First there were walk-in visits to strip mall clinics, then medical care during errands at CVS. Now, a Massachusetts medical technology company has launched a service that allows patients to visit a doctor over their computer, smartphone, or wireless tablet.
Boston-based American Well has worked with US insurance companies for several years to provide "telehealth" services to some of their members. But since October, it has begun offering its virtual visits directly to consumers, typically charging $49 for the convenience of an online primary care visit available 24 hours a day without an appointment. As part of its Massachusetts launch Thursday, a patient's first visit here will cost $20.
Doctors can write prescriptions for common medications such as antibiotics, but not for drugs such as painkillers. The direct-to-consumer service is available in 43 states and Washington, D.C.; about 10,000 consumers enrolled in the first month.
Doctors, hospitals and regulators are scrambling to keep up with the evolving field of telemedicine, trying to balance patient convenience with quality-of-care considerations. American Well's direct-to-
consumer model is part of a new frontier in medical technology, but one that leaves some physicians squeamish. Among their concerns is that doctors won't be able to properly diagnose patients without seeing them in person.

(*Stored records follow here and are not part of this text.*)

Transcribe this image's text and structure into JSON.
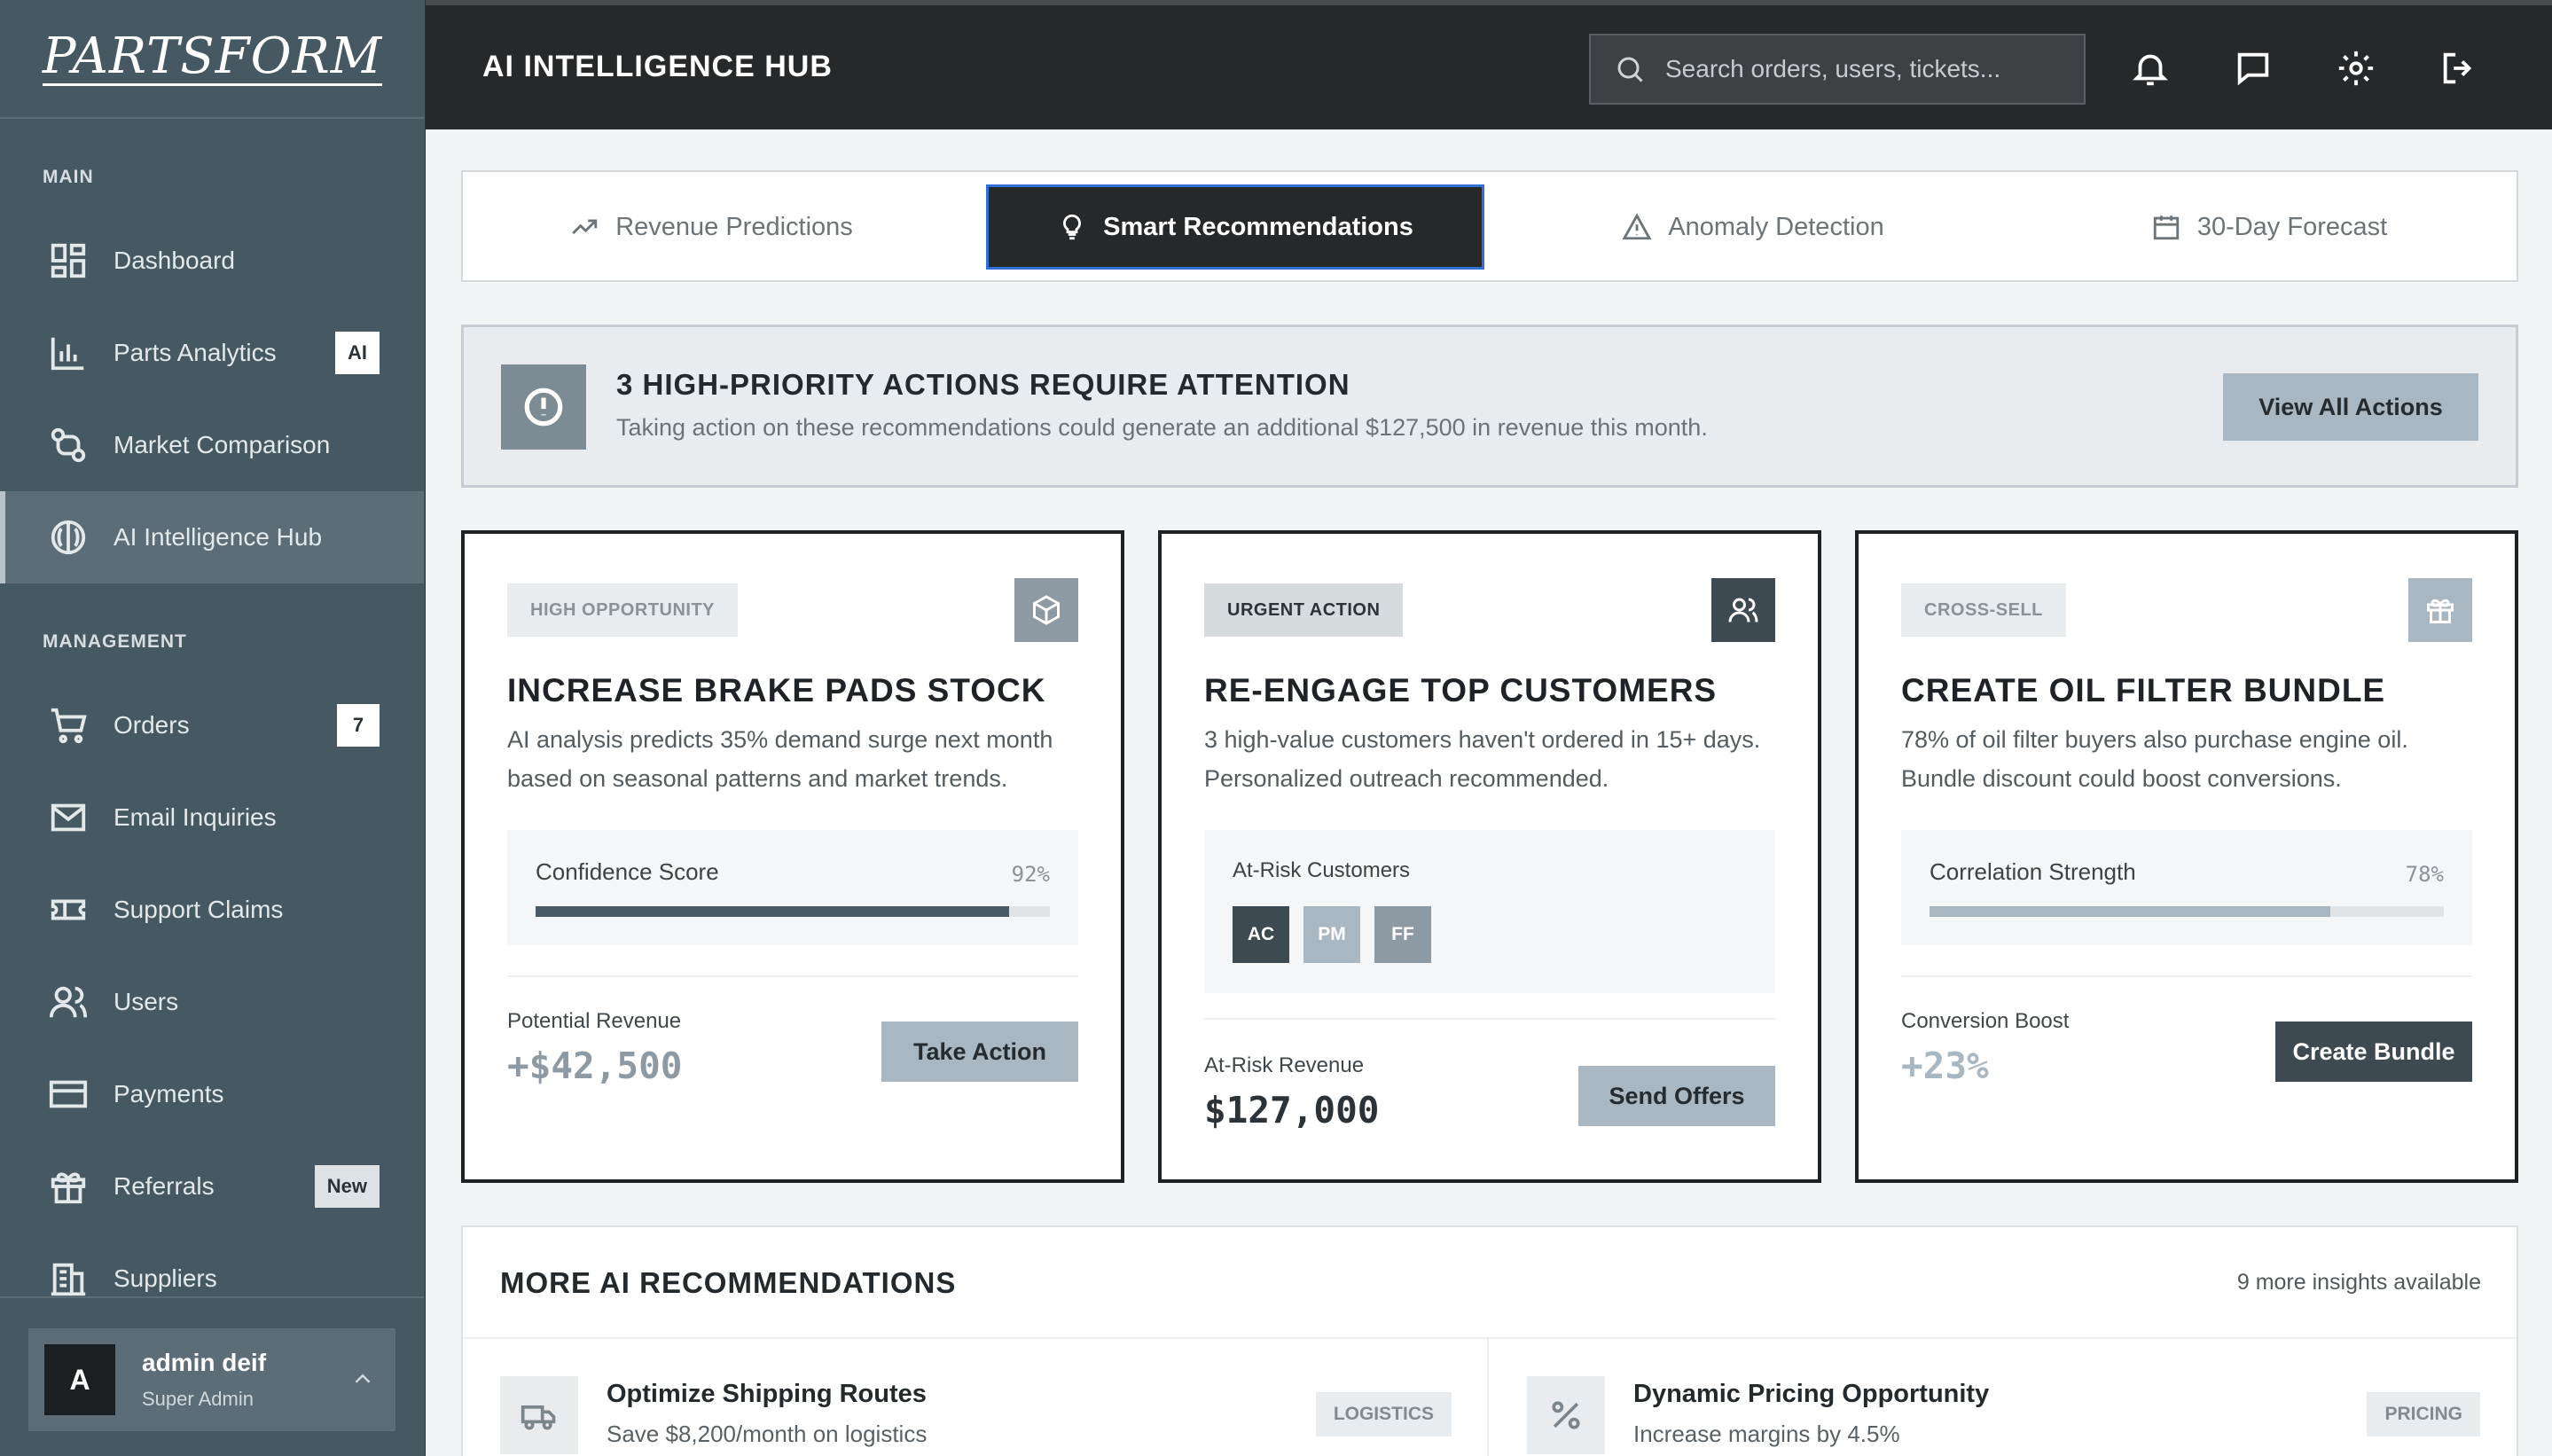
{
  "brand": {
    "logo_text": "PARTSFORM"
  },
  "sidebar": {
    "sections": {
      "main": "MAIN",
      "management": "MANAGEMENT"
    },
    "items": [
      {
        "label": "Dashboard",
        "icon": "dashboard-icon"
      },
      {
        "label": "Parts Analytics",
        "icon": "bar-chart-icon",
        "badge": "AI"
      },
      {
        "label": "Market Comparison",
        "icon": "compare-icon"
      },
      {
        "label": "AI Intelligence Hub",
        "icon": "brain-icon",
        "active": true
      },
      {
        "label": "Orders",
        "icon": "cart-icon",
        "badge": "7"
      },
      {
        "label": "Email Inquiries",
        "icon": "mail-icon"
      },
      {
        "label": "Support Claims",
        "icon": "ticket-icon"
      },
      {
        "label": "Users",
        "icon": "users-icon"
      },
      {
        "label": "Payments",
        "icon": "credit-card-icon"
      },
      {
        "label": "Referrals",
        "icon": "gift-icon",
        "badge": "New"
      },
      {
        "label": "Suppliers",
        "icon": "building-icon"
      }
    ],
    "user": {
      "initial": "A",
      "name": "admin deif",
      "role": "Super Admin"
    }
  },
  "header": {
    "title": "AI INTELLIGENCE HUB",
    "search_placeholder": "Search orders, users, tickets...",
    "icons": [
      "bell-icon",
      "chat-icon",
      "gear-icon",
      "logout-icon"
    ]
  },
  "tabs": [
    {
      "label": "Revenue Predictions",
      "icon": "trending-up-icon"
    },
    {
      "label": "Smart Recommendations",
      "icon": "lightbulb-icon",
      "active": true
    },
    {
      "label": "Anomaly Detection",
      "icon": "warning-icon"
    },
    {
      "label": "30-Day Forecast",
      "icon": "calendar-icon"
    }
  ],
  "alert": {
    "title": "3 HIGH-PRIORITY ACTIONS REQUIRE ATTENTION",
    "text": "Taking action on these recommendations could generate an additional $127,500 in revenue this month.",
    "button": "View All Actions"
  },
  "cards": [
    {
      "badge": "HIGH OPPORTUNITY",
      "icon": "box-icon",
      "title": "INCREASE BRAKE PADS STOCK",
      "desc": "AI analysis predicts 35% demand surge next month based on seasonal patterns and market trends.",
      "metric_label": "Confidence Score",
      "metric_value": "92%",
      "metric_fraction": 0.92,
      "revenue_label": "Potential Revenue",
      "revenue_value": "+$42,500",
      "button": "Take Action"
    },
    {
      "badge": "URGENT ACTION",
      "icon": "users-icon",
      "title": "RE-ENGAGE TOP CUSTOMERS",
      "desc": "3 high-value customers haven't ordered in 15+ days. Personalized outreach recommended.",
      "metric_label": "At-Risk Customers",
      "chips": [
        "AC",
        "PM",
        "FF"
      ],
      "revenue_label": "At-Risk Revenue",
      "revenue_value": "$127,000",
      "button": "Send Offers"
    },
    {
      "badge": "CROSS-SELL",
      "icon": "gift-icon",
      "title": "CREATE OIL FILTER BUNDLE",
      "desc": "78% of oil filter buyers also purchase engine oil. Bundle discount could boost conversions.",
      "metric_label": "Correlation Strength",
      "metric_value": "78%",
      "metric_fraction": 0.78,
      "revenue_label": "Conversion Boost",
      "revenue_value": "+23%",
      "button": "Create Bundle"
    }
  ],
  "more": {
    "title": "MORE AI RECOMMENDATIONS",
    "count": "9 more insights available",
    "items": [
      {
        "icon": "truck-icon",
        "title": "Optimize Shipping Routes",
        "sub": "Save $8,200/month on logistics",
        "tag": "LOGISTICS"
      },
      {
        "icon": "percent-icon",
        "title": "Dynamic Pricing Opportunity",
        "sub": "Increase margins by 4.5%",
        "tag": "PRICING"
      }
    ]
  },
  "colors": {
    "sidebar": "#465862",
    "header": "#262829",
    "accent_dark": "#3d4a52",
    "accent_light": "#a8b7c2"
  }
}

In the past decade, telemedicine has mostly been used by doctors to supplement care for their own patients, as a way to monitor them between visits to the office, and by teaching hospitals to provide specialized consultations to community hospitals for stroke and intensive care patients. In the American Well model, the doctors will provide the service to many patients they don't know.
"Telemedicine holds out a lot of promise," said William Ryder, regulatory and legislative counsel for the Massachusetts Medical Society. But "what are the limits here?''
Dr. Roy Schoenberg, chief executive of American Well Systems, said the company has put in place safeguards that will ensure care is appropriate. Telemedicine, he said, has been shown to reduce the cost of urgent care, often replacing emergency room visits. He said consumers are demanding convenience. "People are running around, and they don't have access to or don't have time to find a physician.''
American Well works with the Online Care Group, a national network of hundreds of physicians owned by Massachusetts physician Dr. Peter Antall. The group conducts background checks on doctors and makes sure they are available for consultations.
Patients log into the system and see which doctors are available and their backgrounds. Doctors must collect a medical history from patients. They can prescribe antibiotics and other common drugs for strep throat, headaches, bronchitis, and urinary tract infections, but not controlled-substances, such as addictive painkillers, Schoenberg said. In the direct-to-consumer model, patients pay for the visits themselves.
Responding to criticism that the virtual visits will lead to poorly coordinated care, he said physicians will log into a national prescription registry that will show them medications prescribed to the patient by other doctors. At the end of the visit, patients will be asked if they want to forward a summary to their regular doctors.
"We didn't want to make this an episodic visit that would fragment care," Schoenberg said.
Others are skeptical.
"This is very expensive, uncoordinated care for the 'medically homeless.' It is sadly symptomatic of the shortage of access to robust primary care, which provides personalized, comprehensive care," said Dr. Allan Goroll, a primary care doctor at Massachusetts General Hospital.
Dr. Lynda Young, a Worcester pediatrician who is part of a group developing a telemedicine policy for the American Medical Association, said "we certainly understand the need in rural areas and especially when it involves access to a specialist. My concern is for illnesses that may or may not be able to be treated in this manner,'' she said. "We are trained observers. For us not to have the ability to see the patient other than on the phone, is a big disadvantage.''
Take strep throat. The gold standard for diagnosis is a throat culture, but Schoenberg said a doctor can look for the trademark swollen tonsils and pale dots using a smartphone. The doctor can interview the patient about other symptoms like fever and swollen glands.
That is true, Young said, but certain viruses look like strep, with spots that are a bit whiter. "Can you see the color difference on the phone?'' she asked.
Young said a doctor would not be endangering patients by prescribing an antibiotic if they did not have strep, but may be providing unneeded treatment. Overuse of antibiotics also contributes to the emergence of strains of bacteria resistant to antibiotics.
Massachusetts rules allow for the practice of telemedicine.
Schoenberg said his firm spoke with the state Board of Registration in Medicine to make sure it is complying with the rules. Katherine Bowles Dudich, the board's interim general counsel, said that "the Board expects all physicians to follow standards of care in the treatment of patients.''
Blue Cross Blue Shield of Massachusetts is finalizing contracts with two or three physician groups to test American Well's platform for online visits.